4.2 Training and implementation scheme

The training process details are illustrated in Fig. 6. Individual age groups have been trained with 200 epochs and batch size of 4 for the aging process, on GTX 1660 Ti with a GPU, Windows 10, and operating system of 64-bit, i7 processor. CACD and UTKFace datasets run for 200 epochs for AttentionGAN training. For SRGAN training, CACD and UTKFace datasets run for 500 epochs. Moreover, the input image takes an RGB face image with a crop size of 100 and generates the p attention masks and p-1 content masks, multiplying the corresponding mask and input image produces the target face aged image. Thus, the least square loss is used for stabilizing the training of the network with a learning rate of 0.0002. In the cross-dataset evaluation, a total of 1000 images are randomly sampled from CelebA, IMDB-WIKI, and FGNET datasets. To avoid data imbalance in CACD, because age range is from 16 to 62 years old thus, limiting the 60+ years age images and no children images. So, the number of training images selected with a range of 1024 approximately, to create a balance between each age group evaluation.
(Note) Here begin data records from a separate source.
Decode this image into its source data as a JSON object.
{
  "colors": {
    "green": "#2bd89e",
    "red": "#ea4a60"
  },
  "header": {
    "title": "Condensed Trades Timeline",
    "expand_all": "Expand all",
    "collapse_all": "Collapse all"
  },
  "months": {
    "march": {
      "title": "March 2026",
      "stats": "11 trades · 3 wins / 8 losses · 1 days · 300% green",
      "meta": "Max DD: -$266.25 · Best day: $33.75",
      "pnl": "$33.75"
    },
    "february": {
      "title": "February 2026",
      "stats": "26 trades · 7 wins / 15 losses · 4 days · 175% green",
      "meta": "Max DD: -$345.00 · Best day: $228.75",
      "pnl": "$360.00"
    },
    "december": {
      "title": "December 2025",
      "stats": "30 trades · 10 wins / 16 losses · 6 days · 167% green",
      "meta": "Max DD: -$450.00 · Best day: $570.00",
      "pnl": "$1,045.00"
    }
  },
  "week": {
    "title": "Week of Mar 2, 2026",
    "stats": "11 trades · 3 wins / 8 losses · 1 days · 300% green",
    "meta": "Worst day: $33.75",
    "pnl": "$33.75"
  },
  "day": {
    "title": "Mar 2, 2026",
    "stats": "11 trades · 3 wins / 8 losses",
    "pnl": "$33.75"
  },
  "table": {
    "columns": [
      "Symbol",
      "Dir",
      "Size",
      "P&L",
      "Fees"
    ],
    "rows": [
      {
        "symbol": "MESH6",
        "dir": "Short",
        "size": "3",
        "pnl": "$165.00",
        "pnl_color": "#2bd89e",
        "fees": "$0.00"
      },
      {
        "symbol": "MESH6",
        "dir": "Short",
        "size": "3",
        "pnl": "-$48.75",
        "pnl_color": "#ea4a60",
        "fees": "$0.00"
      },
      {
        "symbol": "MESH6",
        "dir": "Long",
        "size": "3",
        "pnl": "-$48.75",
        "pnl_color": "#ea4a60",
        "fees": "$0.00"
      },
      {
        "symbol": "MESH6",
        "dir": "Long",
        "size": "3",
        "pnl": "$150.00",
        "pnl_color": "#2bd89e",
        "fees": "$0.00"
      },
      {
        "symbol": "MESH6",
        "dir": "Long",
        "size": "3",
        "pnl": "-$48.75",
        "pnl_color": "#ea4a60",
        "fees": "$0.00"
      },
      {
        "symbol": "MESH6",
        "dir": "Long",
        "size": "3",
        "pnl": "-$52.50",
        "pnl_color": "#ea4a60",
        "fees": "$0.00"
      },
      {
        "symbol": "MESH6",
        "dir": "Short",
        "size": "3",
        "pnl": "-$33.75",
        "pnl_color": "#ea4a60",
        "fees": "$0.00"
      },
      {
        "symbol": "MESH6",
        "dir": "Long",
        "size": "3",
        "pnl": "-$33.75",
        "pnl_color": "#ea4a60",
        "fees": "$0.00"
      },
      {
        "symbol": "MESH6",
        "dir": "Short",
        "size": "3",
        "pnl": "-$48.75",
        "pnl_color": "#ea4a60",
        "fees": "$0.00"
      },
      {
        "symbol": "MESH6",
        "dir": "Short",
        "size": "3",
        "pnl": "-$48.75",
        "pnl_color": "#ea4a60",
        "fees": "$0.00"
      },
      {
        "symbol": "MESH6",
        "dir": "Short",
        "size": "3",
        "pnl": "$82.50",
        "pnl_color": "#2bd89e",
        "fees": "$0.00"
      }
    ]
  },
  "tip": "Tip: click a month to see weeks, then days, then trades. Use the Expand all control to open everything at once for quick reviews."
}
Also, a comparison with other GAN-based methods for the execution of training time is shown in Table 2. Training time depends upon various factors such as system architecture, number of images used, quality of images etc.

Table 2 Analysis of training time for GAN-based methods

Full size table

4.3 Face aging results

The qualitative and quantitative assessment is performed to show the effectiveness of the proposed work. Figure 2 in section 1 shows the super-resolution face aged images. It clearly shows that the proposed work has achieved convincing results. Figure 7, Fig. 8 shows the results from UTKFace and CACD datasets with their corresponding attention mask. It is shown in the results that the proposed work generates realistic images. The proposed work also shows significant results with various face attacks such as the presence of pose change, expression, make-up, illumination, and spectacles. Figure 9, Fig. 10 shows the continuous transition of input face image to corresponding age groups 21–40, 41–60, 60+ for UTKFace and CACD datasets. It is observed that the results on the UTKFace dataset outperform the CACD dataset results. After the manual examination of some input images from two datasets. It is observed that the low performance on the CACD dataset is because the images are taken under high professional settings such as make-up, lighting. While images in the UTKFace dataset are taken under low professional settings. Thus, the more natural the input image better it produces the synthesized results. The cross-dataset evaluation results are taken from only the UTKFace pre-trained model with the age group 60+. The results are shown in Fig. 11 for FGNET, CelebA, and IMDB-WIKI datasets along with their corresponding content mask. It is observed that in cross-dataset evaluation FGNET has better results than IMDB-WIKI and CelebA. It has been observed that aging is different among females and males [1]. As the face of a female tends to age faster in comparison to the face of a male. That’s why some male images show poor performance. From the synthesized images results, it is observed that output images with high contrast in the mask attain rich information as compared to low contrast in the mask. Further, Fig. 12 shows the face build for men and women to show the aging details changes with age progression and observed that with age progression longer and deeper laugh lines, thinner lip and forehead wrinkles are getting deeper on the face, while the identity of the face is well preserved.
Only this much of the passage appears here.